PostgreSQL indexing gets much easier once you stop thinking in terms of “index or no index” and start thinking in terms of workload shape.
BRIN and GIN are a good example because they solve almost opposite problems.
When BRIN Helps
BRIN is useful for very large tables where values are naturally correlated with physical row order, such as:
- timestamps in append-only event tables
- monotonically increasing IDs
- time-series data
It stores lightweight summaries of block ranges rather than indexing every row individually.
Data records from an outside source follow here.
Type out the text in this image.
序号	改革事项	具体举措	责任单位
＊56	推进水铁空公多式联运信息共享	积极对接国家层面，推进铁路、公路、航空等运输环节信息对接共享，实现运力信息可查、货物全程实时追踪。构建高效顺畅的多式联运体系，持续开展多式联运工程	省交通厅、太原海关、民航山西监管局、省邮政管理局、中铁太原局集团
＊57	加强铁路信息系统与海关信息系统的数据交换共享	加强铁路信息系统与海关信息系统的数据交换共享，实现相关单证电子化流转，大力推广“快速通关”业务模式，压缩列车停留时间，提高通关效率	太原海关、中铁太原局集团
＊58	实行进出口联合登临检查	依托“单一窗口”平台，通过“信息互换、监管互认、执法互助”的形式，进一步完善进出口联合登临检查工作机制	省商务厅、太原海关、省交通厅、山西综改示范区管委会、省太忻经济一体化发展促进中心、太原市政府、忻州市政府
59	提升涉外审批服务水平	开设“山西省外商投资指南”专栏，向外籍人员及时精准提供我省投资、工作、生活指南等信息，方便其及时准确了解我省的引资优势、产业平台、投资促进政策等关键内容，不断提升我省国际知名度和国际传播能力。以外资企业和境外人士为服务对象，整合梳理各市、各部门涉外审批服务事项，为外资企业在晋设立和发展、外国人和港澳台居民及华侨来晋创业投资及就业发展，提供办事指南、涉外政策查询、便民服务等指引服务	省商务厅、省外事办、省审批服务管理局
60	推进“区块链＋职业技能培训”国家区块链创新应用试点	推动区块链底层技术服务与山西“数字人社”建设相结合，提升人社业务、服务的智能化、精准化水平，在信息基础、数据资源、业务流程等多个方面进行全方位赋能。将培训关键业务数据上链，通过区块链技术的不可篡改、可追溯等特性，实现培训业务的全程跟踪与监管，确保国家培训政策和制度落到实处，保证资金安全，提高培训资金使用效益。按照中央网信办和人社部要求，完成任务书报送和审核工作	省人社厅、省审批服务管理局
That is why it can be tiny compared with a B-tree.
When GIN Helps
GIN is useful when you need to search inside composite values:
jsonb
- arrays
- full-text documents
It indexes the contained elements rather than treating the entire value as one opaque blob.
A Practical Example
For a large event table:
CREATE INDEX events_created_at_brin_idx
ON events
USING BRIN (created_at);
For a jsonb column:
CREATE INDEX users_preferences_gin_idx
ON users
USING GIN (preferences);
These are both “indexes,” but they improve very different kinds of queries.
Trade-Offs
BRIN is compact and cheap, but depends on ordering characteristics.
GIN is powerful, but usually larger and more expensive to maintain on writes.
That is why the right question is not “which one is faster?” It is “which one matches the access pattern?”